The differences between parties regarding their likelihood to be vaccinated and views on the validity of the election are reflected in partisan stances towards the impending holiday season. Among registered Republicans, 52 percent reported that they would not change their travel plans, as opposed to 14 percent of Democrats. Overall, a total of 32 percent of Tennesseans do not plan to change how they would normally celebrate the holidays with family and friends.
In addition to holiday plans, there was a variation in mask wearing between parties as well. Around 22 percent of Republicans do not usually wear a mask, in comparison to 0 percent of Democrats.
“The “0%” is rare in polling and underscores the dramatic polarization on this issue,” the CSDI press release said.
The parties found common ground on the topic of education. There was little disparity between registered Republicans and Democrats on the belief that the pandemic has negatively affected learning for students at the elementary, middle school and high school levels. Each level of education had diminished due to the pandemic according to the polled Tennesseans, with concerns of elementary, middle and high school at 87, 88 and 89 percent respectively.

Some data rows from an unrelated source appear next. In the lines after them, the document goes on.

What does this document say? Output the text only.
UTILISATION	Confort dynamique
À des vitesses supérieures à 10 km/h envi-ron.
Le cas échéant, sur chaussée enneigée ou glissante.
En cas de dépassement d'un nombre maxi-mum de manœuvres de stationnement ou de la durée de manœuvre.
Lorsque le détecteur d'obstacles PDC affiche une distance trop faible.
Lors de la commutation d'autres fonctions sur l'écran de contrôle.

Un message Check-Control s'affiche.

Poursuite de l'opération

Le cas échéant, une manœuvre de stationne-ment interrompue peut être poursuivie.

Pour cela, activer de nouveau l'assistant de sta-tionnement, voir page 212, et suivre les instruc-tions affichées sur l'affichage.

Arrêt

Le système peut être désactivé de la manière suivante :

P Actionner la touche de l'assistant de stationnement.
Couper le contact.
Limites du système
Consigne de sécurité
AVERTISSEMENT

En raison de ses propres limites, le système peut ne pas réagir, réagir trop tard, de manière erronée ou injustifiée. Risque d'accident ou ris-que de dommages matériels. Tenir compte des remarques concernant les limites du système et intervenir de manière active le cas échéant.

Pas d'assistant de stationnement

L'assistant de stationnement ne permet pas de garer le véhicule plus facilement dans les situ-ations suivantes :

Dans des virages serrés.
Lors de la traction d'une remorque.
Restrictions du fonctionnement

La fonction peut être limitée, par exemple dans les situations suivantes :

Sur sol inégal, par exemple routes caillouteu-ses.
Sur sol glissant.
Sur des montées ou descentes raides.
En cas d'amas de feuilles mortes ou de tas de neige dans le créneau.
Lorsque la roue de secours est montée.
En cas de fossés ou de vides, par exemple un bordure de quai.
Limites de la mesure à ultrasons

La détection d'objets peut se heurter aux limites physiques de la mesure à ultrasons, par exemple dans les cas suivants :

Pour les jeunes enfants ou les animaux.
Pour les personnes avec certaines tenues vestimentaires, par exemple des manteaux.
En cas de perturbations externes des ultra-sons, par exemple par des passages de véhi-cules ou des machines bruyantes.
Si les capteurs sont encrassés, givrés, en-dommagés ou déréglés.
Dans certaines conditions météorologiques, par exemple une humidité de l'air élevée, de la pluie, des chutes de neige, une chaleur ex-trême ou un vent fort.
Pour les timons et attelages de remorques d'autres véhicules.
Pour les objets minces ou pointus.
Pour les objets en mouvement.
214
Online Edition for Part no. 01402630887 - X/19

On the topic of the economy, Tennesseans have increased optimism, with reported confidence levels at 53 percent, an increase of 18 points from this past spring. However, the approval ratings of Tennessee Governor Bill Lee did not follow this upwards trend, in fact, they fell by 7 percent.
“Democrats’ approval of Governor Lee declined by a significant 22 percentage points, which likely reflects dissatisfaction with his response to the pandemic among Democrats and independents,” Clinton said.
Approval ratings for retiring Senator Lamar Alexander, a former Hustler editor, Senator Marsha Blackburn and President Donald Trump stayed consistent with earlier polling.
Despite similar stances on the issues of education and the economy, there is a partisan divide in the issues that Democrats and Republicans want the government to prioritize. Democrats reported wanting the government to prioritize the pandemic at 64 percent, followed by education at 13 percent and the economy was last at 8 percent. Registered Republicans contrastingly ranked the economy first at 40 percent, followed by the pandemic at 19 percent and finally education at 13 percent.
The poll ultimately highlighted the differences in beliefs and priorities between registered Republicans and Democrats, demonstrating the deep political divides within the state. Overall for registered Tennessee voters, the priorities in order are the pandemic (37 percent), economy (28 percent) and education (13 percent).
“Political partisanship is the ultimate factor shaping Tennesseans’ beliefs on every vital issue of the hour—the pandemic, the economy and the election,” Geer said.